Strength reduction with memrefs

Hi,

Given a model that allocate memory, instantiate constants, compute the model, free the allocated memory and return the results, we are interested in doing strength reduction to move the alloc, instantiation of constants and freeing of the memory out of the critical path. In essence:

constData = prepare_model()
while (newData = getData) eval_model(newData, constData);
finalize_model(constData)

where we prepare and finalize once for many evaluations.

There are different ways to implement this: creating pointers to memrefs, or creating structs of memrefs, or creating a new alloc primitives that carves data out of an existing chunk of memory at a given offset.

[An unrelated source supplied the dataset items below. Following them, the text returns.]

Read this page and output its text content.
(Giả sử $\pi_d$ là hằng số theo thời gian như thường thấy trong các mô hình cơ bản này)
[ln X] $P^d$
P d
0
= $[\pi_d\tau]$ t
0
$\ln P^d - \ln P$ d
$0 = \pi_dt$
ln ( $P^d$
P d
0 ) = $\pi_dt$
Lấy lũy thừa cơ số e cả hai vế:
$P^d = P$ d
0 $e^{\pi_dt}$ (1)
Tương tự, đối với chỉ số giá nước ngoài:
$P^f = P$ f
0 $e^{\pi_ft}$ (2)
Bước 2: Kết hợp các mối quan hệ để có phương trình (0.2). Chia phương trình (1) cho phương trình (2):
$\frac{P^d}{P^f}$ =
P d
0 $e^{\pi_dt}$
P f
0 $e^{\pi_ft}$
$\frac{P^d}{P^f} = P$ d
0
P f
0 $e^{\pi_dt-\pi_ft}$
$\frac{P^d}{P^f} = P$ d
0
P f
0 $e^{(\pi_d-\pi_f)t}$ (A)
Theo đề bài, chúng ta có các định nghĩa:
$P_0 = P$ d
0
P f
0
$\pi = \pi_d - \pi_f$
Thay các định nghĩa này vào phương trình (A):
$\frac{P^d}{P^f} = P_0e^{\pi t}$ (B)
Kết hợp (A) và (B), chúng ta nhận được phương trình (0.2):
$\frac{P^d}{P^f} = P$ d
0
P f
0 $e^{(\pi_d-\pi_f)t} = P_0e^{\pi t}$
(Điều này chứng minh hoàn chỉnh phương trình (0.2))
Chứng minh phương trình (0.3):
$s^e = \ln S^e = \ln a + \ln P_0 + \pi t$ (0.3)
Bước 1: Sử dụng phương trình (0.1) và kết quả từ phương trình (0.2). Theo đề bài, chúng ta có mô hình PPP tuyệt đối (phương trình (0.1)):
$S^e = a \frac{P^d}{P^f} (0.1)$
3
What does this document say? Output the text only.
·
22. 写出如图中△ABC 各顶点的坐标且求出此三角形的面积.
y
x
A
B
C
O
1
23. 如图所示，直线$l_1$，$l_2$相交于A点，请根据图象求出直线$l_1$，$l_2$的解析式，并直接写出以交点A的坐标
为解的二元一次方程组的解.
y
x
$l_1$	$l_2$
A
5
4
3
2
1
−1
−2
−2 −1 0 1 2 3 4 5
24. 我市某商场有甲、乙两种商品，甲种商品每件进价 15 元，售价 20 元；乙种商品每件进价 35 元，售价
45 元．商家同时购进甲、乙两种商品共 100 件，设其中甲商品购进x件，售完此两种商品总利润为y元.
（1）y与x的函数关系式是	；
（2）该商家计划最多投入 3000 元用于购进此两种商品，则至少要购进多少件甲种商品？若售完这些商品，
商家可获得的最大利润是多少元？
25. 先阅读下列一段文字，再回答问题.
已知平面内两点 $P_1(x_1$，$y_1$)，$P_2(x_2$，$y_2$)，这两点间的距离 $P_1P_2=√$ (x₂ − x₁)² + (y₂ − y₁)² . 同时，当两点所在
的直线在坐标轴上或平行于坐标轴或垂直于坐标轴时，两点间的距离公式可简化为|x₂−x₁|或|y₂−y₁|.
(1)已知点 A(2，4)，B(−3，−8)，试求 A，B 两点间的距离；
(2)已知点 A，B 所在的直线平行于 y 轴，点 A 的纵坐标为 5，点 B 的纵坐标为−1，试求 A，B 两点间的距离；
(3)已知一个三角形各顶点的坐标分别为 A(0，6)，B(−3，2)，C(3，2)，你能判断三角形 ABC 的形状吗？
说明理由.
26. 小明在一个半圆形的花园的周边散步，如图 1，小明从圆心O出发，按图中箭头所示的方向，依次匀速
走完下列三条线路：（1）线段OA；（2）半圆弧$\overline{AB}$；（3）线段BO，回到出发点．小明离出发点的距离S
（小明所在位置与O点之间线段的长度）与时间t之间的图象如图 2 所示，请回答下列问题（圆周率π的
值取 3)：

There does not seem to be support for this at the present time in MLIR, and I would venture that this is a common optimization that might be of interest to many. Doing all the strength reduction at the lower dialects

If there is already support for this, please let me know what is the current ways. If there is not, maybe we can start a discussion on the alternative methods.

Thanks

Thanks for bringing this up. I would very much support growing this functionality.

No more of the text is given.